Une résidence secondaire en Île-de-France : un cas à part
On pense souvent aux résidences secondaires en Normandie, en Bretagne ou sur la Côte d'Azur. Pourtant, l'Île-de-France concentre une part importante de pieds-à-terre détenus par des ménages expatriés, des actifs en mobilité, ou des familles qui conservent un appartement de famille dans Paris intra-muros ou une maison de week-end en grande couronne (Yvelines, Essonne, Seine-et-Marne). Ces biens sont souvent sous-occupés, mal entretenus sur le plan énergétique, et leur mise en vente réserve parfois de mauvaises surprises côté DPE.
L'acheteur d'une résidence secondaire francilienne est rarement primo-accédant. Il cherche un bien agréable, à charges maîtrisées, avec un dossier énergétique propre. Un DPE D ou E pèse immédiatement sur la négociation, car il projette des travaux futurs sur un bien qu'il ne compte pas transformer.
Les typologies fréquentes en Île-de-France
Trois cas dominent le marché des résidences secondaires franciliennes, chacun avec sa logique énergétique propre.
Appartement haussmannien dans Paris intra-muros
Bien patrimonial, souvent classé E ou F, détenu par un propriétaire qui l'occupe quelques semaines par an. Les contraintes ABF (Architecte des Bâtiments de France) limitent l'intervention extérieure. Les leviers énergie sont principalement intérieurs : PAC air/air réversible, ballon thermodynamique, EMS pour piloter le chauffage à distance.
Maison de famille en petite couronne
Pavillon à Vincennes, Saint-Mandé, Le Vésinet ou Sceaux. Toiture souvent exploitable, surface suffisante pour poser du photovoltaïque 3 à 6 kWc. L'amélioration du DPE peut être significative, surtout si le chauffage est encore au fioul ou au gaz ancien.
Pavillon en grande couronne
Maison pavillonnaire dans le Val-d'Oise, les Yvelines ou l'Essonne, à l'origine résidence principale, devenue résidence secondaire après départ des enfants. Toiture généralement bien exposée, parcelle de 400 à 800 m². Configuration idéale pour un programme photovoltaïque + PAC air/eau avec gain DPE de deux à trois classes.
Contrairement à la résidence principale, la fiscalité d'une résidence secondaire ne bénéficie pas de l'exonération de plus-value à la revente.
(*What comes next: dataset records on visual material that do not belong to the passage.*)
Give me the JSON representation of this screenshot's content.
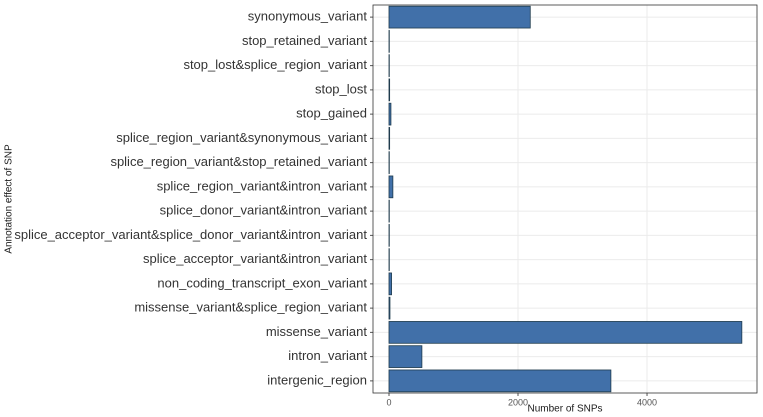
{
  "chart_data": {
    "type": "barh",
    "x_label": "Number of SNPs",
    "y_label": "Annotation effect of SNP",
    "categories": [
      "synonymous_variant",
      "stop_retained_variant",
      "stop_lost&splice_region_variant",
      "stop_lost",
      "stop_gained",
      "splice_region_variant&synonymous_variant",
      "splice_region_variant&stop_retained_variant",
      "splice_region_variant&intron_variant",
      "splice_donor_variant&intron_variant",
      "splice_acceptor_variant&splice_donor_variant&intron_variant",
      "splice_acceptor_variant&intron_variant",
      "non_coding_transcript_exon_variant",
      "missense_variant&splice_region_variant",
      "missense_variant",
      "intron_variant",
      "intergenic_region"
    ],
    "values": [
      2190,
      5,
      5,
      10,
      30,
      10,
      5,
      60,
      5,
      5,
      5,
      40,
      15,
      5470,
      510,
      3440
    ],
    "color": "#4170a9",
    "xlim": [
      -248,
      5705
    ],
    "xticks": [
      0,
      2000,
      4000
    ],
    "grid": true
  }
}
L'amélioration énergétique pré-vente se valorise directement dans le prix et compense en partie cette fiscalité.
Pourquoi équiper avant la mise en vente
Sur une résidence secondaire, le calcul est plus simple qu'il n'y paraît. Le Mandat Énergie finance sans apport l'installation (photovoltaïque, PAC, EMS) via le leasing. Le bien gagne une à trois classes DPE. À la vente, l'acquéreur reprend généralement le contrat de leasing, qui s'autofinance avec l'économie d'énergie et les revenus d'autoconsommation collective ou de revente de surplus.
Du côté du propriétaire sortant, l'intérêt est triple : un DPE présentable, un dossier énergie structuré qui rassure lors des visites, et une décote évitée (entre 5 % et 15 % selon le segment) qui dépasse largement le coût administratif du dispositif.
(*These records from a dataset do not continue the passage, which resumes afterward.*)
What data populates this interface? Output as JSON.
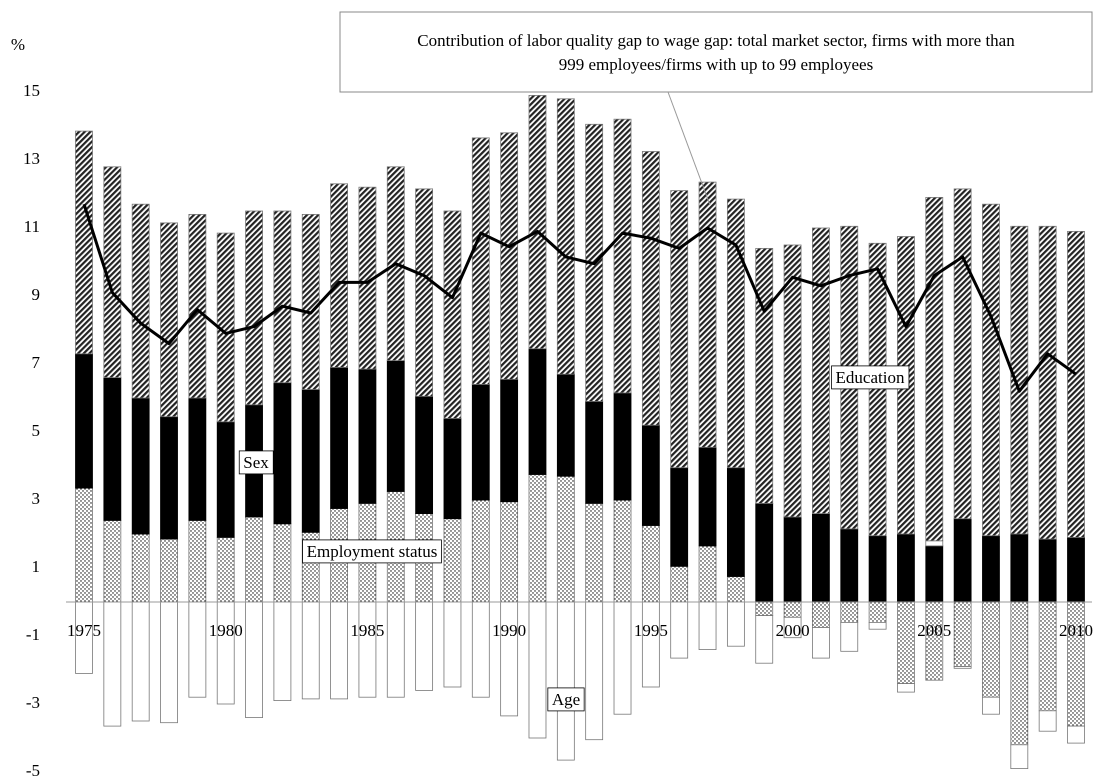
{
  "chart_data": {
    "type": "bar",
    "stacked": true,
    "y_unit_label": "%",
    "categories": [
      "1975",
      null,
      null,
      null,
      null,
      "1980",
      null,
      null,
      null,
      null,
      "1985",
      null,
      null,
      null,
      null,
      "1990",
      null,
      null,
      null,
      null,
      "1995",
      null,
      null,
      null,
      null,
      "2000",
      null,
      null,
      null,
      null,
      "2005",
      null,
      null,
      null,
      null,
      "2010"
    ],
    "series": [
      {
        "name": "Employment status",
        "pattern": "dots",
        "color": "#000000",
        "values": [
          3.35,
          2.4,
          2.0,
          1.85,
          2.4,
          1.9,
          2.5,
          2.3,
          2.05,
          2.75,
          2.9,
          3.25,
          2.6,
          2.45,
          3.0,
          2.95,
          3.75,
          3.7,
          2.9,
          3.0,
          2.25,
          1.05,
          1.65,
          0.75,
          -0.4,
          -0.45,
          -0.75,
          -0.6,
          -0.6,
          -2.4,
          -2.3,
          -1.9,
          -2.8,
          -4.2,
          -3.2,
          -3.65
        ]
      },
      {
        "name": "Sex",
        "pattern": "solid",
        "color": "#000000",
        "values": [
          3.95,
          4.2,
          4.0,
          3.6,
          3.6,
          3.4,
          3.3,
          4.15,
          4.2,
          4.15,
          3.95,
          3.85,
          3.45,
          2.95,
          3.4,
          3.6,
          3.7,
          3.0,
          3.0,
          3.15,
          2.95,
          2.9,
          2.9,
          3.2,
          2.9,
          2.5,
          2.6,
          2.15,
          1.95,
          2.0,
          1.65,
          2.45,
          1.95,
          2.0,
          1.85,
          1.9
        ]
      },
      {
        "name": "Age",
        "pattern": "none",
        "color": "#ffffff",
        "values": [
          -2.1,
          -3.65,
          -3.5,
          -3.55,
          -2.8,
          -3.0,
          -3.4,
          -2.9,
          -2.85,
          -2.85,
          -2.8,
          -2.8,
          -2.6,
          -2.5,
          -2.8,
          -3.35,
          -4.0,
          -4.65,
          -4.05,
          -3.3,
          -2.5,
          -1.65,
          -1.4,
          -1.3,
          -1.4,
          -0.6,
          -0.9,
          -0.85,
          -0.2,
          -0.25,
          0.15,
          -0.05,
          -0.5,
          -0.7,
          -0.6,
          -0.5
        ]
      },
      {
        "name": "Education",
        "pattern": "hatch",
        "color": "#000000",
        "values": [
          6.55,
          6.2,
          5.7,
          5.7,
          5.4,
          5.55,
          5.7,
          5.05,
          5.15,
          5.4,
          5.35,
          5.7,
          6.1,
          6.1,
          7.25,
          7.25,
          7.45,
          8.1,
          8.15,
          8.05,
          8.05,
          8.15,
          7.8,
          7.9,
          7.5,
          8.0,
          8.4,
          8.9,
          8.6,
          8.75,
          10.1,
          9.7,
          9.75,
          9.05,
          9.2,
          9.0
        ]
      }
    ],
    "line": {
      "color": "#000000",
      "values": [
        11.7,
        9.1,
        8.2,
        7.6,
        8.6,
        7.9,
        8.1,
        8.7,
        8.5,
        9.4,
        9.4,
        9.95,
        9.6,
        8.95,
        10.85,
        10.45,
        10.9,
        10.15,
        9.95,
        10.85,
        10.7,
        10.4,
        11.0,
        10.5,
        8.55,
        9.55,
        9.3,
        9.6,
        9.8,
        8.1,
        9.6,
        10.15,
        8.4,
        6.2,
        7.3,
        6.7
      ]
    },
    "callout": [
      "Contribution of labor quality gap to wage gap: total market sector, firms with more than",
      "999 employees/firms with up to 99 employees"
    ],
    "ylim": [
      -5,
      15
    ],
    "yticks": [
      -5,
      -3,
      -1,
      1,
      3,
      5,
      7,
      9,
      11,
      13,
      15
    ],
    "grid": false
  }
}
Le cas spécifique du propriétaire non-résident
Beaucoup de résidences secondaires franciliennes appartiennent à des propriétaires installés en province, à l'étranger ou en SCI familiale. Le propriétaire n'a pas besoin d'être physiquement présent pour l'étude ni pour la majorité des étapes.
Un pavillon à Sceaux de 140 m² classé E, détenu par une SCI familiale dont les associés résident à Lyon. Étude à distance, installation en 6 semaines (PV 5 kWc + PAC air/eau + ballon thermodynamique), DPE qui passe à C. Bien vendu en 32 jours à un prix de marché, leasing transféré à l'acquéreur.
Ce qu'il faut anticiper avant la mise en vente
- DPE à jour (moins de 10 ans) et nouveau DPE post-travaux inclus dans l'étude.
- Dossier énergie numérique : étude, scénarios retenus, factures projetées, notices d'équipement.
- Documents SCI si le bien est porté en société : délibération des associés, statuts, RIB pro.
- Justificatifs de transfert du leasing : avenant SUN'LIB standardisé, préparé avant l'acte.
- Argumentaire vendeur : fiche d'une page résumant le gain DPE, l'économie acquéreur et la prise en charge du leasing.
Une résidence secondaire francilienne vaut plus qu'elle ne paraît quand son DPE et son dispositif énergétique sont à jour. Le Mandat Énergie structure cette revalorisation sans mobiliser la trésorerie du propriétaire et sécurise la transmission à l'acquéreur.